3. Activation Functions
* tanh(x): Defines the hyperbolic tangent activation function.
* dtanh(x): Computes the derivative of the hyperbolic tangent function.

In [29]:
# Activation function (tanh)
def tanh(x):
    return np.tanh(x)
# Derivative of tanh
def dtanh(x):
    return 1 - np.square(np.tanh(x))


4. Forward Pass Function (forward_pass)
* Inputs: inputs (input sequences), targets (labels), h_prev (previous hidden state).
* Variables Initialization: xs, hs, ys, ps dictionaries to store input vectors, hidden states, pre-activation outputs, and final predictions.
* Forward Pass Loop: Iterates through each time step of the input sequences to compute hidden states and predictions.
* Loss Calculation: Computes the mean squared error loss between predictions (ps) and targets (targets).
* Returns: Loss, predictions (ps), final hidden state (hs), and input vectors (xs).

In [30]:
def forward_pass(inputs, targets, h_prev):
    # Initialize variables to store inputs, hidden states, and outputs
    xs, hs, ys, ps = {}, {}, {}, {}
    hs[-1] = np.copy(h_prev)

    loss = 0

    # Forward pass
    for t in range(len(inputs)):
        xs[t] = inputs[t].reshape(1, -1)
        hs[t] = tanh(np.dot(xs[t], Wxh) + np.dot(hs[t-1], Whh) + bh)
        ys[t] = np.dot(hs[t], Why) + by
        ps[t] = ys[t]  # Output without activation for simplicity

        # Compute loss (example: mean squared error)
        loss += np.mean(np.square(ps[t] - targets[t]))

    return loss / len(inputs), ps, hs, xs  # Return xs along with other outputs


# Training Loop Details

1. **Initialization**:
   - `learning_rate = 0.01`: Sets the learning rate for gradient descent optimization.
   - `num_epochs = 1000`: Defines the number of training epochs.

2. **Training Loop**:
   - Iterates through each epoch (`for epoch in range(num_epochs)`) to train the model.
   - Initializes the hidden state (`h_prev`) before each epoch.

3. **Forward Pass**:
   - Calls the `forward_pass` function to compute loss, predictions (`ps`), hidden states (`hs`), and input vectors (`xs`).

4. **Backpropagation Through Time (BPTT)**:
   - Computes gradients (`dWxh`, `dWhh`, `dWhy`, `dbh`, `dby`) for weight matrices and bias vectors using backpropagation through time (BPTT).
   - Accumulates gradients across time steps (`for t in reversed(range(sequence_length))`) and updates the gradients for each weight and bias.

5. **Weight and Bias Updates**:
   - Updates weights and biases (`Wxh`, `Whh`, `Why`, `bh`, `by`) using the computed gradients and learning rate.

6. **Monitoring Progress**:
   - Prints the loss every 100 epochs to monitor training progress (`if epoch % 100 == 0`).

This training loop implements the training process for a recurrent neural network (RNN) using backpropagation through time (BPTT) and stochastic gradient descent (SGD) optimization.
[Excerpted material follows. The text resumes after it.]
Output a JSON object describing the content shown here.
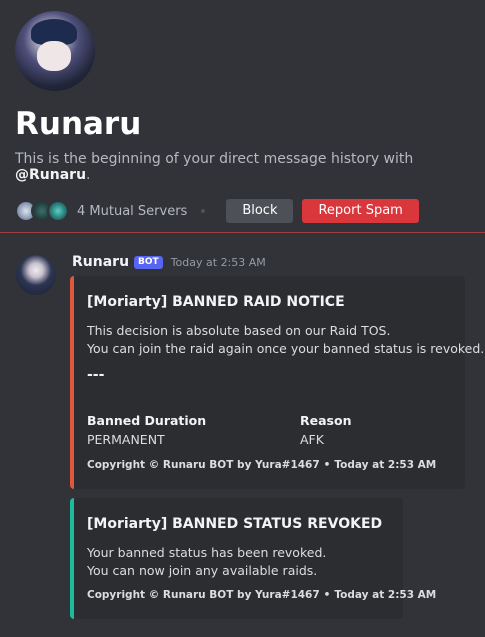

It iteratively updates the model's weights and biases to minimize the loss over the training data.


In [31]:
learning_rate = 0.01
num_epochs = 100

# Training loop
for epoch in range(num_epochs):
    # Initialize hidden state
    h_prev = np.zeros((1, hidden_size))

    # Forward pass
    loss, ps, hs, xs = forward_pass(X_train, y_train, h_prev)  # Retrieve xs

    # Backpropagation through time (BPTT)
    dWxh, dWhh, dWhy = np.zeros_like(Wxh), np.zeros_like(Whh), np.zeros_like(Why)
    dbh, dby = np.zeros_like(bh), np.zeros_like(by)
    dh_next = np.zeros_like(h_prev)

    # Backward pass through time
    for t in reversed(range(sequence_length)):
        # Compute gradients for output layer
        dy = 2 * (ps[t] - y_train[t])  # Example: derivative of MSE loss
        dWhy += np.dot(hs[t].T, dy)
        dby += dy

        # Backpropagate gradients to previous time step
        dh = np.dot(dy, Why.T) + dh_next
        dhraw = dtanh(hs[t]) * dh
        dbh += dhraw
        dWxh += np.dot(xs[t].T, dhraw)
        dWhh += np.dot(hs[t-1].T, dhraw)
        dh_next = np.dot(dhraw, Whh.T)

    # Update weights and biases using gradients and learning rate
    Wxh -= learning_rate * dWxh
    Whh -= learning_rate * dWhh
    Why -= learning_rate * dWhy
    bh -= learning_rate * dbh
    by -= learning_rate * dby

    # Print loss every 100 epochs
    if epoch % 10 == 0:
        print(f'Epoch {epoch}, Loss: {loss}')


Epoch 0, Loss: 25.234006131569632
Epoch 10, Loss: 0.5730656976535442
Epoch 20, Loss: 0.5423560123253064
Epoch 30, Loss: 0.5102393562194583
Epoch 40, Loss: 0.47868200127174476
Epoch 50, Loss: 0.45161525097558886
Epoch 60, Loss: 0.4305648025442177
Epoch 70, Loss: 0.414982118508304
Epoch 80, Loss: 0.40356544889374446
Epoch 90, Loss: 0.3952657903344646



### Conclusion
* This RecurrentNeural network architecture consists of an input layer, a hidden layer with tanh activation, and an output layer for regression. It uses backpropagation through time (BPTT) with mean squared error loss for training.

* In the previous example, we utilized RNNs for regression tasks. There are numerous real-life scenarios where RNNs are applied for regression purposes.
* for example :

  1. **Energy Consumption Prediction:**
    - **Scenario**: Use historical energy usage data and weather conditions (temperature, humidity) to predict future energy consumption.

  2. **Sales Forecasting for Retail Stores:**
    - **Scenario**: Utilize historical sales data, promotional activities, and seasonal factors to forecast future sales in retail stores.
* Feel free to experiment with different architectures, activation functions, and hyperparameters to further explore neural network training.